A 5ª edição da Jornada da Psiquiatria trouxe o Suicídio como tema principal. Assunto que envolve vários tabus e estigmas e que deve ser amplamente discutido para que a sociedade entenda, reflita e conheça mais sobre as doenças que levam ao ato para que seja visto e tratado como uma questão de saúde pública.

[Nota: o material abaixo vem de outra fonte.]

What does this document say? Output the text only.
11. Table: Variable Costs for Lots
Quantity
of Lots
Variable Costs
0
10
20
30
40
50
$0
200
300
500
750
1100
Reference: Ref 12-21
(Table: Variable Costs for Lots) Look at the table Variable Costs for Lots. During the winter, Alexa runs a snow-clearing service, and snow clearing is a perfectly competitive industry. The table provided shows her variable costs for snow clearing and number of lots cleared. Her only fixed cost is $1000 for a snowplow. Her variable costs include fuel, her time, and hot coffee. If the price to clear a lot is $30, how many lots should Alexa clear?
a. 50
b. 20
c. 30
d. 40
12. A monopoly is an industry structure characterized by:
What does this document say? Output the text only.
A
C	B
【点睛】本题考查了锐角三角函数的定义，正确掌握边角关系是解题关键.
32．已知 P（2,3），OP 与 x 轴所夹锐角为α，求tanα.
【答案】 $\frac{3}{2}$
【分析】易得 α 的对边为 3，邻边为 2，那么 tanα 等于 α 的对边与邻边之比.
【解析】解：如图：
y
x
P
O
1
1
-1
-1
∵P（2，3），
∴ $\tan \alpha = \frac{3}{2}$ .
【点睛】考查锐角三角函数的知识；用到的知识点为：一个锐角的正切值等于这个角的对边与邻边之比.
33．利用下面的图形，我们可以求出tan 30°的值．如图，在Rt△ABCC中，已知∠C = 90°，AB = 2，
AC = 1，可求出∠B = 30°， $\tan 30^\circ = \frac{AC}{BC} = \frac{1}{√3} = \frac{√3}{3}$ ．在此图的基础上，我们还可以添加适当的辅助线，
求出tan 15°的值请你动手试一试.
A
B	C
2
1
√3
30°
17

Na primeira noite, o presidente da Associação Mineira de Psiquiatria, Dr.Humberto Correa trouxe durante a Aula Magna, o tema “Suicídio: da prevenção a pósvenção”, um olhar cuidadoso sobre o processo de conhecimento do fato. “Nós temos várias formas de prevenção, tanto no nível da saúde pública quanto individual. O Brasil é um dos poucos grandes países do mundo que não tem estratégia nacional de prevenção ao suicídio, por isso aqui os números crescem enquanto no resto mundo caem”, afirmou Correa e completando que “há formas adequadas de se falar sobre o suicídio, do ponto de vista técnico e educativo, que vão contribuir para reduzir o estigma e a mortalidade por suicídio”, concluiu.

O segundo e terceiro dia da Jornada foram destinados ao curso “Cuidados de enlutados por suicídio e coordenação de grupo de apoio” ministrado pela psicóloga, Vívian Zicker e teve como foco a pósvenção. “O enlutado por suicídio apresenta uma série de características que os difere dos demais, pois experimentam sentimentos que antecedem a dor em si, principalmente de culpa, de raiva, de vergonha, de sensação de abandono, além de se fazer muitas perguntas não respondidas, na pósvenção precisamos tratar da família”, explicou Zicker.

O publico, grande parte formada por profissionais e estudantes da área da saúde, participaram entusiasmados dos debates. Estudante do 7º período do curso de Medicina UFJF, Robson da Costa falou sobre a importância do tema. “Desmistificar o suicídio é uma questão importante na nossa sociedade, principalmente no momento que a gente vive, onde existe um grande número de adoecimento. Então, trazer uma visão totalmente diferente, entender o processo e o contexto é relevante para nós, futuros profissionais da área”, ressaltou.

Entender o processo do luto por suicídio foi o que levou Luciana dos Santos a participar do evento. A assistente social, atende famílias em situação de vulnerabilidade social, o que segundo ela, contribui para o aumento dos casos. “Minha rotina de trabalho gira em torno de pessoas com grandes vulnerabilidades não somente sociais, mas também psicológicas. O curso vem agregar ainda mais no acolhimento daquelas pessoas que ficam, das pessoas que vivem o luto de culpa e muita dor”, concluiu.

Além do evento, um grupo de apoio aos enlutados por suicídio teve início no sábado. O Psiquiatra e organizador do evento, Pedro Colen falou sobre a importância de ajudar os familiares em relação ao luto por suicídio. “É um grupo de mútua ajuda, formado por familiares e amigos de pessoas que têm complicações em relação ao luto por suicídio, que é um luto diferente. Demos inicio ao grupo em Valadares e creio que isso pode ajudar muitas pessoas a entender o que aconteceu e seguir em frente”.